Gliński likened the emergence from lockdown and economic freeze to the forced awakening of a patient from a coma, something he cautioned should be done with the utmost care.Polish Embassy US/Twitter

Moving from the dilemmas facing the West to the reality facing Poland, Piotr Glinski said that it is situated in the “crush zone between great powers” or less dramatically in the “Baltic-Black Sea Bridge,” or between East and West. He references an article by Bojan Pancevski and Drew Hinshaw entitled “Poorer Nations in Europe’s East Could Teach the West a Lesson on Coronavirus” from the April 12 edition of the Wall Street Journal, in which the writers suggest Poland and other CEE countries have lessons to teach in their response to the pandemic. Though saying he does not wish to teach anyone, Glinski said that nonetheless he would like to “point out a few things.”

First on the deputy PM’s agenda is the fact that Poland entered the crisis in enviable economic shape. “A good labour market situation, record low unemployment, balanced public finances, record low deficit, controlled public debt, reduced foreign debt and high economic growth, despite a slight slowdown,” all contributed to giving Poland room for manoeuvre when it came to emergency provisions, mitigation packages and even bailouts. He pointed out that Poland has the sixth largest fiscal stimulus package of the G20 plus Poland countries in terms of GDP ratio and that the lessons learnt from other crises is that “the state must be active. But it must act wisely.”

Comprehensive recovery tools including fiscal stimuli and monetary policy are one thing, but subsequent crises also need to be prepared for, the Polish culture minister wrote. Referring to Mariane Mazzucato’s expression “reconstruction of capitalism,” he cited the Polish Institute of Economics as advocating that this include a “multi-annual program of economic transformation, assuming a new approach to strategic reserves, strengthening the potential of domestic industry, investments in public services, including first and foremost healthcare.”

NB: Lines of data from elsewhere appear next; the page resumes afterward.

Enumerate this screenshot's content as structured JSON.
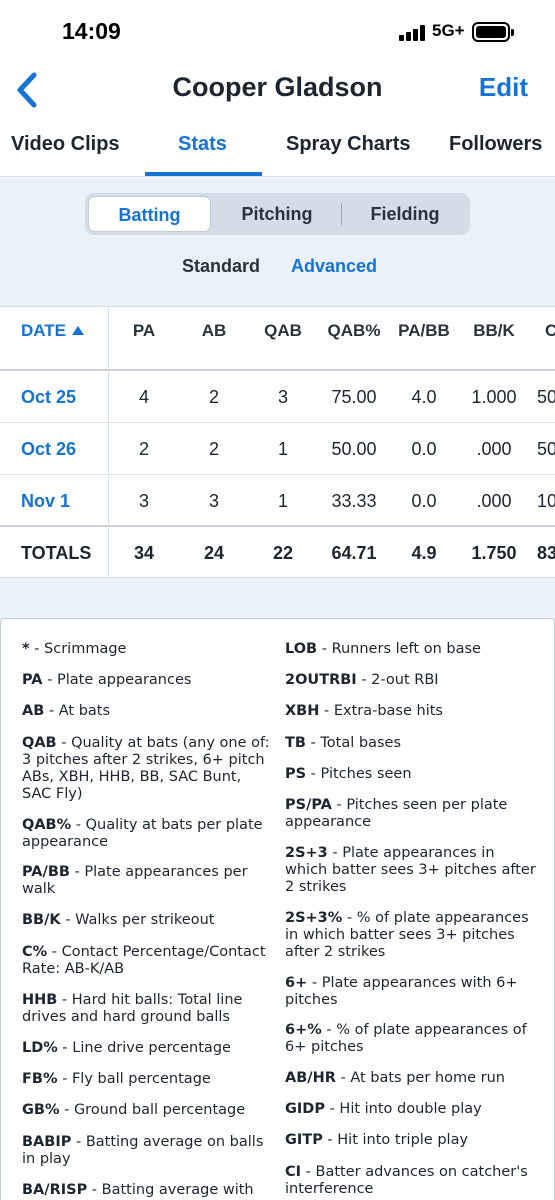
{
  "status_bar": {
    "time": "14:09",
    "network": "5G+"
  },
  "nav": {
    "title": "Cooper Gladson",
    "edit_label": "Edit"
  },
  "tabs": [
    {
      "label": "Video Clips",
      "active": false
    },
    {
      "label": "Stats",
      "active": true
    },
    {
      "label": "Spray Charts",
      "active": false
    },
    {
      "label": "Followers",
      "active": false
    }
  ],
  "stat_types": [
    {
      "label": "Batting",
      "active": true
    },
    {
      "label": "Pitching",
      "active": false
    },
    {
      "label": "Fielding",
      "active": false
    }
  ],
  "modes": {
    "standard": "Standard",
    "advanced": "Advanced",
    "active": "Advanced"
  },
  "table": {
    "columns": [
      "DATE",
      "PA",
      "AB",
      "QAB",
      "QAB%",
      "PA/BB",
      "BB/K",
      "C"
    ],
    "rows": [
      [
        "Oct 25",
        "4",
        "2",
        "3",
        "75.00",
        "4.0",
        "1.000",
        "50"
      ],
      [
        "Oct 26",
        "2",
        "2",
        "1",
        "50.00",
        "0.0",
        ".000",
        "50"
      ],
      [
        "Nov 1",
        "3",
        "3",
        "1",
        "33.33",
        "0.0",
        ".000",
        "10"
      ]
    ],
    "totals": [
      "TOTALS",
      "34",
      "24",
      "22",
      "64.71",
      "4.9",
      "1.750",
      "83"
    ]
  },
  "glossary": {
    "left": [
      {
        "term": "*",
        "def": "Scrimmage"
      },
      {
        "term": "PA",
        "def": "Plate appearances"
      },
      {
        "term": "AB",
        "def": "At bats"
      },
      {
        "term": "QAB",
        "def": "Quality at bats (any one of: 3 pitches after 2 strikes, 6+ pitch ABs, XBH, HHB, BB, SAC Bunt, SAC Fly)"
      },
      {
        "term": "QAB%",
        "def": "Quality at bats per plate appearance"
      },
      {
        "term": "PA/BB",
        "def": "Plate appearances per walk"
      },
      {
        "term": "BB/K",
        "def": "Walks per strikeout"
      },
      {
        "term": "C%",
        "def": "Contact Percentage/Contact Rate: AB-K/AB"
      },
      {
        "term": "HHB",
        "def": "Hard hit balls: Total line drives and hard ground balls"
      },
      {
        "term": "LD%",
        "def": "Line drive percentage"
      },
      {
        "term": "FB%",
        "def": "Fly ball percentage"
      },
      {
        "term": "GB%",
        "def": "Ground ball percentage"
      },
      {
        "term": "BABIP",
        "def": "Batting average on balls in play"
      },
      {
        "term": "BA/RISP",
        "def": "Batting average with"
      }
    ],
    "right": [
      {
        "term": "LOB",
        "def": "Runners left on base"
      },
      {
        "term": "2OUTRBI",
        "def": "2-out RBI"
      },
      {
        "term": "XBH",
        "def": "Extra-base hits"
      },
      {
        "term": "TB",
        "def": "Total bases"
      },
      {
        "term": "PS",
        "def": "Pitches seen"
      },
      {
        "term": "PS/PA",
        "def": "Pitches seen per plate appearance"
      },
      {
        "term": "2S+3",
        "def": "Plate appearances in which batter sees 3+ pitches after 2 strikes"
      },
      {
        "term": "2S+3%",
        "def": "% of plate appearances in which batter sees 3+ pitches after 2 strikes"
      },
      {
        "term": "6+",
        "def": "Plate appearances with 6+ pitches"
      },
      {
        "term": "6+%",
        "def": "% of plate appearances of 6+ pitches"
      },
      {
        "term": "AB/HR",
        "def": "At bats per home run"
      },
      {
        "term": "GIDP",
        "def": "Hit into double play"
      },
      {
        "term": "GITP",
        "def": "Hit into triple play"
      },
      {
        "term": "CI",
        "def": "Batter advances on catcher's interference"
      }
    ]
  }
}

He continued by saying that the approach should also be a new opening in international trade, a fiscal stimulus “even at the cost of public finance consolidation, tax simplification, labor law reform.” This, Glinski wrote, should be coupled with a stimulation of strategic public investment including: “essential infrastructure, the modernisation of schools and hospitals , energy transformation, investments in the bio-technology and pharmaceutical sectors and increased spending on research and development.” All of the above he described as crucial for the survival of our communities.

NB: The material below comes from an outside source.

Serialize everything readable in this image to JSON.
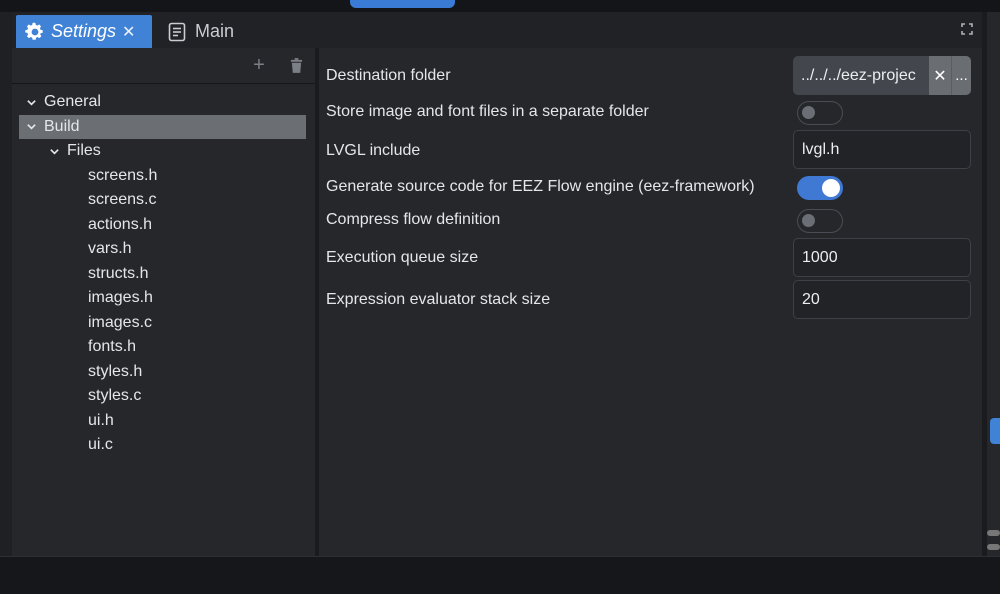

Referring back to the Pancevski-Hinshaw article, Glinski highlighted that Poland’s experience historically is one of being threatened with complete annihilation and indeed the country disappeared from the map for 123 years, pointing out that some Poles remember the cataclysmic onslaught of the German Third Reich as well as 50 years of communist rule with the existential threat they represented.  As a result, the search for politico-economic solutions to the post-COVID-19 reality are made with awareness and memory of the past: “And this may be a Polish lesson for the West,” he said.